The majority of the net proceeds of the offerings will be used to finance the acquisition or origination of additional adjustable-rate mortgages, Thornburg said in its news release. The rest of the money will cover liquidity needs and working capital, possibly including repayment of maturing debt obligations, it said.

Investors may have balked at the dilutive effect the additional shares will have on Thornburg's earnings per share, and the stock initially sank on the news on Jan. 10. The BofA news later in the day helped Thornburg shares regain some ground, and the stock closed 4.6% lower at $8.38 after having fallen as much as 12% earlier in the day.

Thornburg, which is structured as a Real Estate Investment Trust, surprised the market in mid-October when it eliminated its dividend, citing the need to conserve cash for further events related to the credit crisis. But during the fourth quarter, the company successfully met all of its margin calls - or requirements to boost the collateral it posts on loans - from lenders thanks to $500 million in cash it had raised by selling $21.9 billion worth of assets in August, said George at KBW.

In December, the company declared a 25-cent common dividend for the fourth quarter, though its book value dropped substantially as the value of its asset and swaps fell during the quarter.

Company executives recently spoke of attractive investment opportunities with returns on equity between 15% and 20%, George wrote in a Jan. 10 research note. (KBW expects to provide investment banking services to Thornburg within the next three months and makes a market in its securities.)

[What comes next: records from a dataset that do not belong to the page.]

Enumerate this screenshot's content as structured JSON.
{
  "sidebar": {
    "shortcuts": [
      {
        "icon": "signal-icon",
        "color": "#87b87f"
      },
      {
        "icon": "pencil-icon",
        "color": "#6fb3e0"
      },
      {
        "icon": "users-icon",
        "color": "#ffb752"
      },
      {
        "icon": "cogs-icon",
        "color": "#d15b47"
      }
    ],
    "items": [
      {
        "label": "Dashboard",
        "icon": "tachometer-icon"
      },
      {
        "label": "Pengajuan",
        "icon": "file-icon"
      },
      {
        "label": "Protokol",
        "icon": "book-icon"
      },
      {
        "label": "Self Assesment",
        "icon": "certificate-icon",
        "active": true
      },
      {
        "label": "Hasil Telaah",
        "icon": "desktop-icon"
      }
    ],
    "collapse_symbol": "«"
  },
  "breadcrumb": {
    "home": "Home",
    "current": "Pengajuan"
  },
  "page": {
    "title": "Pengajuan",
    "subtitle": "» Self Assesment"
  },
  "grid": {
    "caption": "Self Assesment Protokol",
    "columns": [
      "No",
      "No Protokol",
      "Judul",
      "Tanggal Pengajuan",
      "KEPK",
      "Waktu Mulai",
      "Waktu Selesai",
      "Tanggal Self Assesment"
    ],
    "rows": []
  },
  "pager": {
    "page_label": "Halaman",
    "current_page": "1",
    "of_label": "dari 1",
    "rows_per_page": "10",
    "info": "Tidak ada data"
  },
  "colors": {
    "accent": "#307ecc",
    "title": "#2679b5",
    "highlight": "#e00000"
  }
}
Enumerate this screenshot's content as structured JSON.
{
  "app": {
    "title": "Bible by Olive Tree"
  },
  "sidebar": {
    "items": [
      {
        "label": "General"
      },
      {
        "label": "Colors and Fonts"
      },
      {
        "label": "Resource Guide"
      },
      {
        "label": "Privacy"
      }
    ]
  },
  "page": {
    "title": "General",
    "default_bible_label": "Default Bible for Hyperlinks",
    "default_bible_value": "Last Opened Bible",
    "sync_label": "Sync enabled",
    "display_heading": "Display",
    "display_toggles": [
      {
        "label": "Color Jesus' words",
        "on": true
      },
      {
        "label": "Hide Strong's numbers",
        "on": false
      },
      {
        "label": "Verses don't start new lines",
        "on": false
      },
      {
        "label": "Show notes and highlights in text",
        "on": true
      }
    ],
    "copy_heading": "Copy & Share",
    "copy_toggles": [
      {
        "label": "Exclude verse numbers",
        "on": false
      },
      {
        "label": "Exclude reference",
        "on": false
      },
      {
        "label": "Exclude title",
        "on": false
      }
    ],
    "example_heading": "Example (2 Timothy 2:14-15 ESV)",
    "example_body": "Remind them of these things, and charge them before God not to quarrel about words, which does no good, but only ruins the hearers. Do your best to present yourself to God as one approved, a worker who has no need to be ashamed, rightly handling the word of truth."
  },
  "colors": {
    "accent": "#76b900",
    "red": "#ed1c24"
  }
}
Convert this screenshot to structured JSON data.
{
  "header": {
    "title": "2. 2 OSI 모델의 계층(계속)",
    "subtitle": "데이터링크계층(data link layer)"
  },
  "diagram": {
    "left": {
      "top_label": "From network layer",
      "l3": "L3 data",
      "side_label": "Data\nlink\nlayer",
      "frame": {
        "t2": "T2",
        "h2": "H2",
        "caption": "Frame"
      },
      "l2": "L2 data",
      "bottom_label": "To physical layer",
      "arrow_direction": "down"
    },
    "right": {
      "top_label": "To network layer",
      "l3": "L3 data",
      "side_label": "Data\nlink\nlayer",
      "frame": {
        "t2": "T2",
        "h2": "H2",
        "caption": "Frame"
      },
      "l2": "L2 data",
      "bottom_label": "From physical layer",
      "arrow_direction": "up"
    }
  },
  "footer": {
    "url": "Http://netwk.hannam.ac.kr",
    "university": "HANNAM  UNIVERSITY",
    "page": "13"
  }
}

Although Thornburg said it was raising capital in order to buy assets, Bose said that he thinks part of the market's concern is that the company might want some excess capital on hand in case credit market conditions continue to worsen.

A profusion of weak data from mortgage companies has put pressure on Thornburg's stock price, and asset values prices and liquidity have been extremely weak since the beginning of this year, George said.

Although it acknowledged the attractive yields new investments will probably offer, Standard & Poor's said on Thursday that it had concerns about earnings-per-share dilution stemming from the equity offering at a price below S&P's book value estimate. The stock research outfit reaffirmed its hold rating on the stock but trimmed its 12-month target price to $9 from $10 to reflect lower peer multiples. (S&P, like BusinessWeek, is a division of The McGraw-Hill Companies (MHP).)

Thornburg's book value remains at risk due to lingering hostility from the financing market and the threat to its swap values posed by declining interest rates, Credit Suisse analyst Moshe Orenbuch said in a Jan. 10 research note.

He predicted Thornburg shares would trade at a discount to their $8.20 book value and reiterated his underperform rating and $5 price target. (Credit Suisse does and seeks to do business with the companies covered in its research reports.)

Market perception may become more positive if the company is able to get sufficiently strong returns on the assets it buys, which will be mortgage-backed securities from the secondary market, said George at KBW.

As for Countrywide, analysts may have to follow it from afar as just another name in the giant BofA stable.